L Article De Garde Cahier

La conversation en term l

Maintenant clair il y a des mouvements de la langue à l'atteinte à la bouche de la nourriture bonne –, la délectation (à propos, dans la langue polonaise le mot "le goût" signifie le goût). Au mouvement du bout de la langue le long du ciel ferme se passe de la nourriture à ses surfaces se trouvant au nombre de la nourriture les particules diluées pénètrent dans la profondeur des rainures et les rigoles de la langue, grâce à quoi s'accélère et se renforce leur action sur les récepteurs gustatifs. Le déplacement de la nourriture à la surface de la langue exerce une grande influence et sur la durée de la gustation. Notamment de ces accueils se servent les dégustateurs professionnels.

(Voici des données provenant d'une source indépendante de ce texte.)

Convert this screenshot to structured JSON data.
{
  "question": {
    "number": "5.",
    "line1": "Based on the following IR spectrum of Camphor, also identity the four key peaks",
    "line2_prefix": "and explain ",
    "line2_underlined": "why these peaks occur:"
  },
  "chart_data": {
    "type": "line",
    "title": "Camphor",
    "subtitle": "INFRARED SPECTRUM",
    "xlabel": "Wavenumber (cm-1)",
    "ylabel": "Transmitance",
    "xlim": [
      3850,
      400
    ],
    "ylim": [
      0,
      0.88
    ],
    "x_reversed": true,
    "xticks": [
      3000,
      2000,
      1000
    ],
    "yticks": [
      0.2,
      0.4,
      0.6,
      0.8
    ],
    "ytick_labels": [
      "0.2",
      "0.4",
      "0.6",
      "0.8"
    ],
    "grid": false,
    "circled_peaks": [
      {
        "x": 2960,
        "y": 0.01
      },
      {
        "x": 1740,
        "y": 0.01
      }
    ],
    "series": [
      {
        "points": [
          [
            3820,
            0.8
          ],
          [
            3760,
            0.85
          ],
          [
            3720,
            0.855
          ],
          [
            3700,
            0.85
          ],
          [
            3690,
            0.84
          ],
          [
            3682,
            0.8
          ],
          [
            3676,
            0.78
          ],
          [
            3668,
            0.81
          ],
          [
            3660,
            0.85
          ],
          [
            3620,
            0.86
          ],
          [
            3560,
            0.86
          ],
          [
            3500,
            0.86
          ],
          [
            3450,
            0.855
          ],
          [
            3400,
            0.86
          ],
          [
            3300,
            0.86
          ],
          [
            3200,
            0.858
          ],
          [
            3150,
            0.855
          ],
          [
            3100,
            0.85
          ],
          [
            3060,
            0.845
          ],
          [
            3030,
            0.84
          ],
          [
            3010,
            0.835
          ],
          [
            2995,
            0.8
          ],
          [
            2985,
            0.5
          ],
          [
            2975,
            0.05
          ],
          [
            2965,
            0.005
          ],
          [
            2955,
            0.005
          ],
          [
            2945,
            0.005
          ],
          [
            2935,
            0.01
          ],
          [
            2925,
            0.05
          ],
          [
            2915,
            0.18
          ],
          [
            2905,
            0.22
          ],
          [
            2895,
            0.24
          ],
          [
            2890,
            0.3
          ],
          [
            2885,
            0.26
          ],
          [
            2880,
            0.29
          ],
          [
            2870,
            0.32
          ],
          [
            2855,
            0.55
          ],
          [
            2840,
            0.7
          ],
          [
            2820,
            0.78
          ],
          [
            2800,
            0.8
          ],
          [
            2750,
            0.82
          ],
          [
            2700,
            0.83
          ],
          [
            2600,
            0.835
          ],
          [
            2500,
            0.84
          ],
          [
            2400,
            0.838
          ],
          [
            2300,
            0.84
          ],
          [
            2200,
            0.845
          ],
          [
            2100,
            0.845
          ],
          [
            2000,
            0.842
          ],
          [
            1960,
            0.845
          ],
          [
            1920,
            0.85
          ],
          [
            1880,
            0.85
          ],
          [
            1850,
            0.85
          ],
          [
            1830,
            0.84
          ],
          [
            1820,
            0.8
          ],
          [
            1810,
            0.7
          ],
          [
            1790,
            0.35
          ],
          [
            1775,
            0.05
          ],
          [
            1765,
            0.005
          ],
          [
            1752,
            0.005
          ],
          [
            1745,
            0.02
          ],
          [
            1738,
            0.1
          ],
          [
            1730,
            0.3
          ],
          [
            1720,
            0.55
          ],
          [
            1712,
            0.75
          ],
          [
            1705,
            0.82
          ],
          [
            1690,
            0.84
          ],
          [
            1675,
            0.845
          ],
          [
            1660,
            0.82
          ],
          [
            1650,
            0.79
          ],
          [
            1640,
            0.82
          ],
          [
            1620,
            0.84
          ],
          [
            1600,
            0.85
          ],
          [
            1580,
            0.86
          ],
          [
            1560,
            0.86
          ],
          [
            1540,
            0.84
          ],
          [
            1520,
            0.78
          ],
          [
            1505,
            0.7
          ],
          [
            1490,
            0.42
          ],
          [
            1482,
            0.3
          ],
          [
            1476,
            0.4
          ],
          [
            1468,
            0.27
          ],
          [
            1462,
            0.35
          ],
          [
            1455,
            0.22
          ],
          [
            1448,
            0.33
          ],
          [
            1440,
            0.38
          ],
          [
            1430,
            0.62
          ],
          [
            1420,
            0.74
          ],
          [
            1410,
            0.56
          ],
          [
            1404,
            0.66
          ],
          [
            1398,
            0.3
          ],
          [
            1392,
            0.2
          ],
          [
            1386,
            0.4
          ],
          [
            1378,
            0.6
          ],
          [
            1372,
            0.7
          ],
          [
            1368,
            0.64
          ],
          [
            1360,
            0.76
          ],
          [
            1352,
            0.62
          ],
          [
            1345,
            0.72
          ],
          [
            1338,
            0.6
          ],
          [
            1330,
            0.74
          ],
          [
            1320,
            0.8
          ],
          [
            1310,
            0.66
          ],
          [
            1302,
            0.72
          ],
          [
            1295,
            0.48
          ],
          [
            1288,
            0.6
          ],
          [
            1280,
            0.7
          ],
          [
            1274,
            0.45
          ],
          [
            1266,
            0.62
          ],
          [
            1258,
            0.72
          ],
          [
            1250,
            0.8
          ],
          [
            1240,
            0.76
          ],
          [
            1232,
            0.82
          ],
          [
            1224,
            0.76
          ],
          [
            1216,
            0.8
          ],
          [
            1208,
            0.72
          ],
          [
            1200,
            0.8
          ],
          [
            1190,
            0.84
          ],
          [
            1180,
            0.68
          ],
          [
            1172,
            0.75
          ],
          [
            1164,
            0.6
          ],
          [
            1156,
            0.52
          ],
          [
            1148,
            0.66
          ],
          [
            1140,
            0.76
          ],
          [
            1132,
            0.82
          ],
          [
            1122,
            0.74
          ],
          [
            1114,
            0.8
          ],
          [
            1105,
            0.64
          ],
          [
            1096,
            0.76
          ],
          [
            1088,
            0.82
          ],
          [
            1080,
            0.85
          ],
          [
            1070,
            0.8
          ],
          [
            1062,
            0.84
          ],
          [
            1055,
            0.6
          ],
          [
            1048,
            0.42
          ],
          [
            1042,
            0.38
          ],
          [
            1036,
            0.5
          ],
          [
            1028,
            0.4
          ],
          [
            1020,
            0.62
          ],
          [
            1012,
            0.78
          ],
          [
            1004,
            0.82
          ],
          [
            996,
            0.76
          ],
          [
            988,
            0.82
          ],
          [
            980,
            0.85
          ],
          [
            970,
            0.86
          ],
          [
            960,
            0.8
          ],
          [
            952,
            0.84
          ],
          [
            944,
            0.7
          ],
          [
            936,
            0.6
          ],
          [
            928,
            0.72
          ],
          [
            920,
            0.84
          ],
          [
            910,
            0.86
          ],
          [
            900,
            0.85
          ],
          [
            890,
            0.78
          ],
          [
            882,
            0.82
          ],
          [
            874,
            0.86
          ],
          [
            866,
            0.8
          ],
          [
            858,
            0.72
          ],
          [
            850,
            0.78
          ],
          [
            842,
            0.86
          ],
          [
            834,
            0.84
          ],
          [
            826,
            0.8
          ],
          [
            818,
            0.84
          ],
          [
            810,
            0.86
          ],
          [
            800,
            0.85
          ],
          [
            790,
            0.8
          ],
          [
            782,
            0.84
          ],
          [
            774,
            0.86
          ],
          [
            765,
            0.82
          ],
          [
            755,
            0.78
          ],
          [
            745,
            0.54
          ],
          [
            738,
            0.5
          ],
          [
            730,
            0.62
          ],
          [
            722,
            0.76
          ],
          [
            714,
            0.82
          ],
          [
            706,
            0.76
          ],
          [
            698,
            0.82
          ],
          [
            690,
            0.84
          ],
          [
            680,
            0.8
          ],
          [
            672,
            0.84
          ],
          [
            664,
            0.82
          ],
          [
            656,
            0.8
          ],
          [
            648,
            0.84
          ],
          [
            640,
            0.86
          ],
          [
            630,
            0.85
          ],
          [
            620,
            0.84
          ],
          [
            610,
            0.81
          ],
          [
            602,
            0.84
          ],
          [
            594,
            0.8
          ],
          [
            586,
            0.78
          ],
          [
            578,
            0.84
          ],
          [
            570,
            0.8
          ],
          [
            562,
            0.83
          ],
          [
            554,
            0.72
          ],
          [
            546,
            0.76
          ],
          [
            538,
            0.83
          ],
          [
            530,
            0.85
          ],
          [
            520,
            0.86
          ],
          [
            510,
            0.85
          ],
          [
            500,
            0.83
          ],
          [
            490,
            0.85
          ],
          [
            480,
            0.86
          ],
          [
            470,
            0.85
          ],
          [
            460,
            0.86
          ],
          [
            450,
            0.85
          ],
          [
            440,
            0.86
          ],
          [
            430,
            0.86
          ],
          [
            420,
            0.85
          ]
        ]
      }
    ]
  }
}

Ainsi des substances aigres et sucrées peuvent provoquer les sensations difficilement décomposables aigre-doux, propre à plusieurs sortes des pommes ou les boissons fruitières. Des substances aigres et salées peuvent provoquer l'apparition de la sensation kislo-salé, l'exemple de qui peut être le goût de la saumure de concombre. Amer et sucré fusionnent avec peine, mais le cacao amer au mélange avec le sucre provoque la sensation originale unie propre au chocolat. Et voici amer avec salé et particulièrement amer avec l'aigre ne se passe pas du tout. Les mélanges des substances amères et salées, amères et aigres sont extrêmement désagréables sur le goût.

Les carreaux gustatifs sont remplacés très vite, la durée de leur vie fait seulement 10 jours, après quoi de des carreaux on forme les nouveaux récepteurs. Les nouveaux carreaux gustatifs sensoriels contactent les fibres nerveuses sensorielles – le trait spécifique des fibres ne change pas de plus. Comme l'ingénieur dirait, les détails sont remplacés, mais le schéma reste même. Le mécanisme assurant une telle coopération entre le récepteur et la fibre, est inconnu. Les récepteurs gustatifs commencent à fonctionner dès les premiers jours de la vie de l'enfant : il y a des réactions positives sur sucré et les solutions et négatif – sur amer et salé. Le développement des bulbes va jusqu'à 45 ans, puis leur nombre commence à diminuer, s'atrophieront particulièrement considérablement les bourgeons gustatifs des mamelons de la langue. La réduction de la quantité de bourgeons gustatifs amène à la réduction de la sensibilité gustative en âge âgé et sénile.

À présent seulement quatre de Lomonosovym énumérés de sept aspects de la sensation sont considérés purement gustatifs. Le goût "âcre" apparaît à la suite de l'irritation des fins des nerfs douloureux à la cavité buccale. "Aigu" est défini par l'addition des sensations olfactives. Le goût désigné par Lomonosovym, "aigrelet, comme dans les fruits pas mûrs", est, apparemment, le goût tricotant, sur l'origine de qui nous disions déjà.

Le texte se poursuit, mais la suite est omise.